Links: www.worthauerei.de/dogblog, www.worthauerei.de

Der Schornstein der Firma Sebens in Leer und journalistische Recherche in Zeiten des Internet

Schornstein auf dem ehemaligen Gelände der Firma Sebens, Leer, Ostfriesland, am 5. August 2012 (Foto: K. Sebens)

Recherche ist für manche ein notwendiges Übel – wichtig ist sie auf jeden Fall, wenn man als schreibender oder sendender Journalist unterwegs ist. Dennoch, wer  für einen Termin mal gerade 20 Minuten Zeit hat, dem bleibt nicht die Muße, z.B. noch beim Stadtarchiv anzurufen, geschweige denn, vorbeizuschauen. Was neben dem einen Gesprächspartner nicht online zu finden ist, hat Pech gehabt – so ist manchmal mein Eindruck.

Reden ist immer gut – jetzt hat das Thema Recherche mich selbst erwischt – ich habe etwas gelesen über meine Familie, das wohl nicht ganz ausführlich recherchiert worden ist.

Ich war im August in Leer und habe mit meinem Bruder die Gräber der Familie Sebens auf dem alten Friedhof am Westerende besucht – beim Gang in die Stadt fiel uns auf: Der alte Schornstein auf dem ehemaligen Gelände der Spirituosenfabrik unseres Großvaters Johann Peter Sebens hat ein Gerüst und wird – renoviert!

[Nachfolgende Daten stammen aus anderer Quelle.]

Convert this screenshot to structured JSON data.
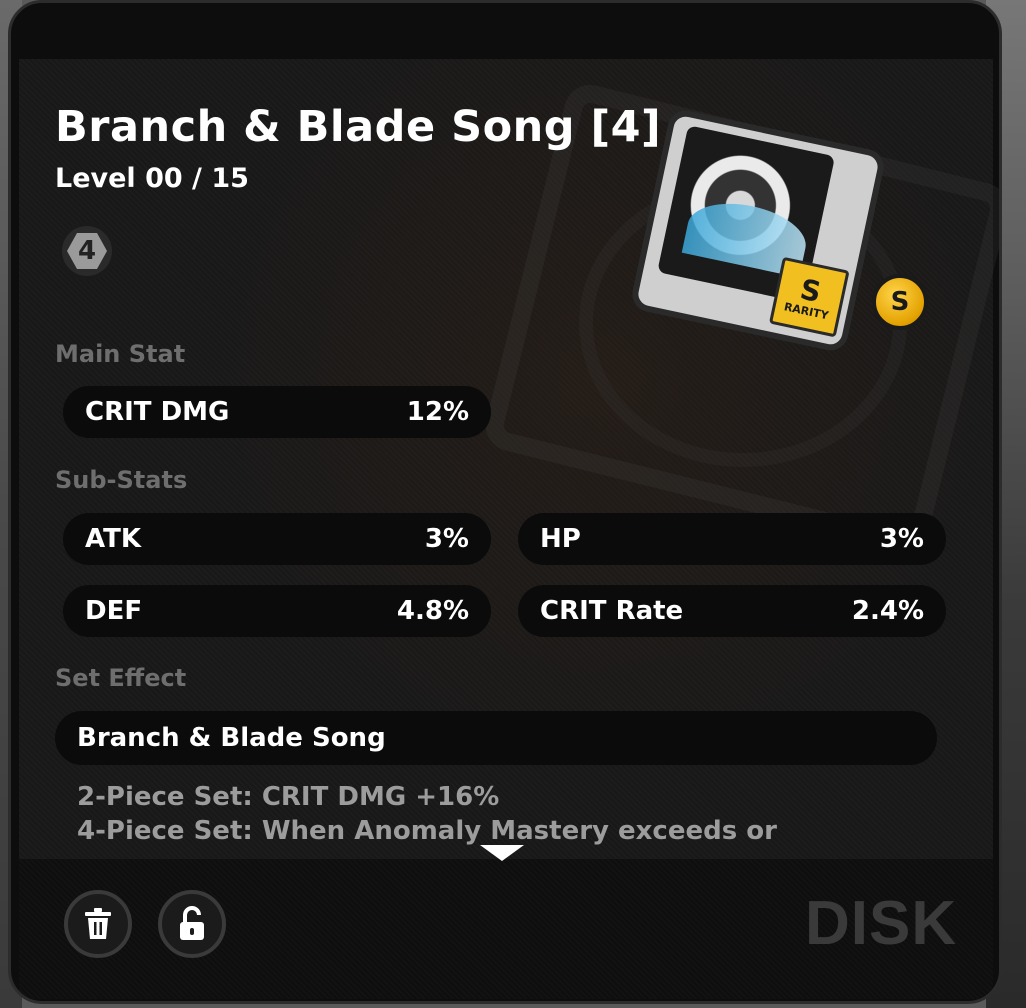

Dann las ich den Artikel “Leer: Meisterwerk bleibt bestehen” in der  Ostfriesen-Zeitung darüber, dass die jetzigen Eigentümer von Haus und Grundstück, auf dem die alte Brennerei Sebens stand, Siegried und Rewert Wurpts, liebevoll den alten Schornstein restaurieren.

Autor Gerwin Gräfes Informationen über die Vorbesitzer erscheinen dann allerdings ein wenig lückenhaft, z.B. schreibt er:

“1832 erwarb die Familie Sebens Haus und Hof und betrieb dort eine Kaltbrennerei und eine Ziegelei. Um 1878 stieg das Unternehmen von Zement auf Schnaps um.”

Es war wohl doch ein wenig anders – und so war´s auch in der Ostfriesen-Zeitung zum 200-jährigen Jubiläum der Firma Sebens zu lesen.

Meiner Cousine Jutta Kajan, geb. Sebens, hat der aktuelle Artikel nun doch keine Ruhe gelassen und sie hat ihre Recherchen zur Familiengeschichte der Sebens an mich gemailt.

Um die Suchmaschinenoptimierung (SEO) in Sachen Sebens und ostfriesische Spirituosen ein wenig zu verbessern (weil Journalisten ja gerne was im Internet finden)  – hier die Infos:

1773:

Willm Jakob, ein aus Holland stammender Vorfahre der Fa. N.U. Sebens  und  unternehmender Bauer in Loquard, richtet auf seinem Hof neben der Vieh- und Landwirtschaft eine Kornbrennerei ein, um sein Korn wirtschaftlicher zu verwerten. Es ist die erste „Kurstokeree“ in Ostfriesland. Die  Wasserverhältnisse in der Krummhörn sind allerdings ungünstig.

1780

Willm Jakob wird angeklagt, durch Kühlwasser bei der Genever-Brenne die Wasserversorgung des Dorfes zu gefährden. (Ein schöner historischer Umweltskandal). Er verlegt seine Brennerei nach Leer in die Groninger Straße. Dort wird der Betrieb von seinem Sohn mit einer angegliederten Ochsenzucht fortgeführt.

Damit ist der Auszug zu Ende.